Los últimos 30 años permiten formular tres confusiones evidentes. La primera es que todo lo hecho hasta ahora ha demostrado no ser efectivo para frenar la emisión de gases de efecto invernadero y evitar la subida de las temperaturas. La segunda cuestión es que el tiempo ha pasado y ya no estamos hablando de un problema que tendremos en el futuro, sino de una realidad actual. La tercera es que el lenguaje científico, necesariamente dotado de matices de probabilidad y escenarios, dificulta tomar medidas decisivas y promueve debates interminables en la opinión pública.

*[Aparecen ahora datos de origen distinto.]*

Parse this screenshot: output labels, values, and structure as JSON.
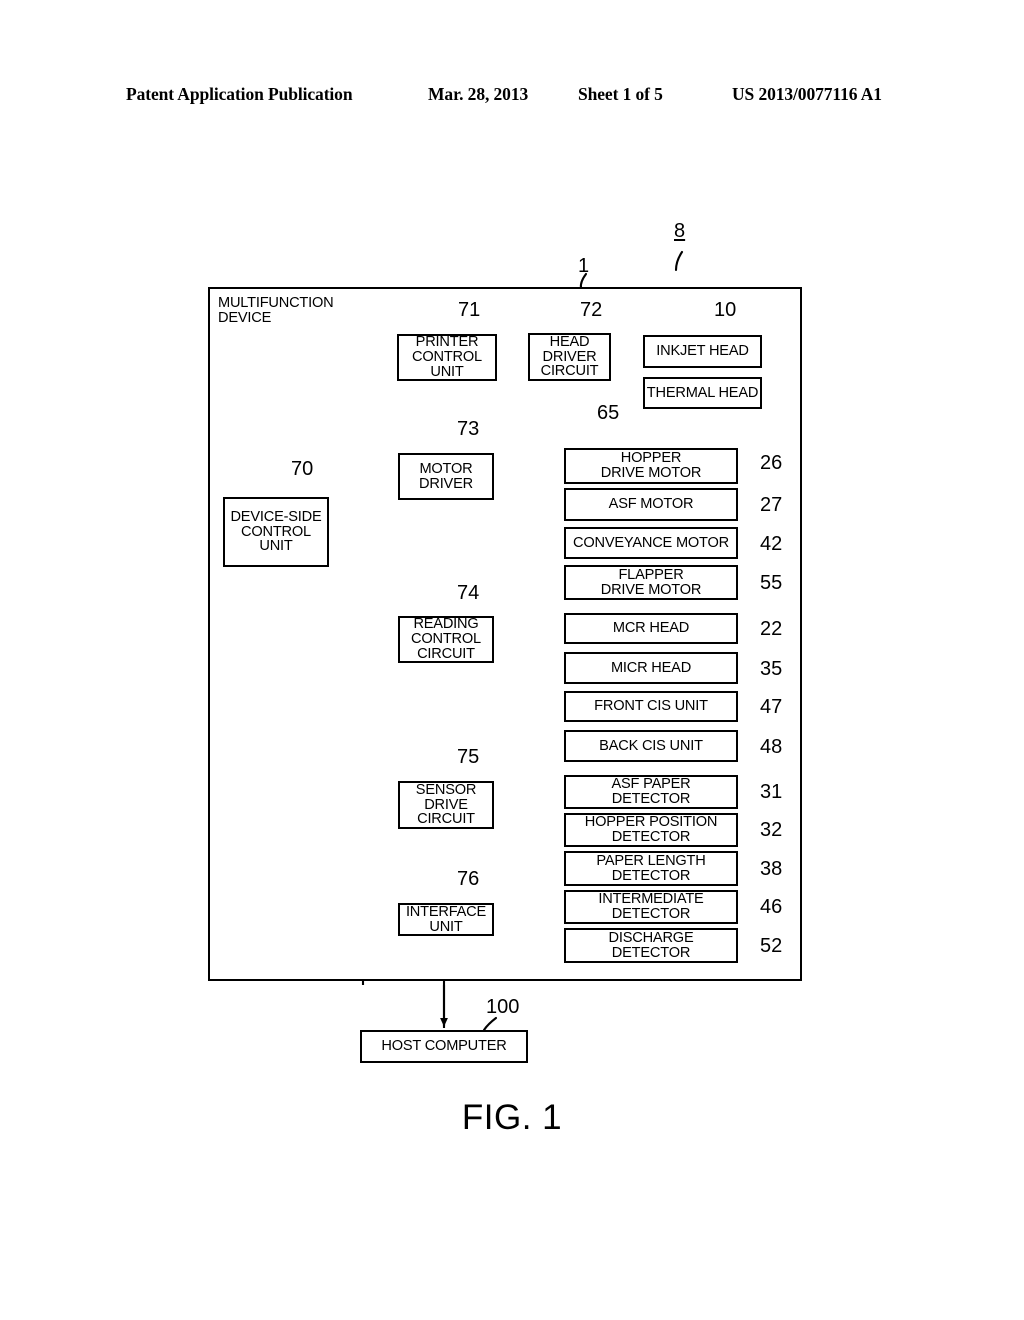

En términos políticos y sociales, la crisis ambiental se nos desliza por las manos cada vez que la queremos coger de lleno. Pero la evidencia es bastante clara y lo es por dos lados. Por uno, el último informe del panel internacional de cambio climático es muy duro y confirma que se ha perdido mucho el tiempo al generar una economía menos dependiente de la energía y, sobre todo, del petróleo. El otro es que habría que reducir las emisiones de CO2 y otros gases al menos a la mitad en 10 años si no queremos entrar en escenarios catastróficos. La pregunta del millón, y es la que debería formularse en el COP26, es ¿qué medidas se deben adoptar para conseguir una disminución tan radical en tan poco tiempo?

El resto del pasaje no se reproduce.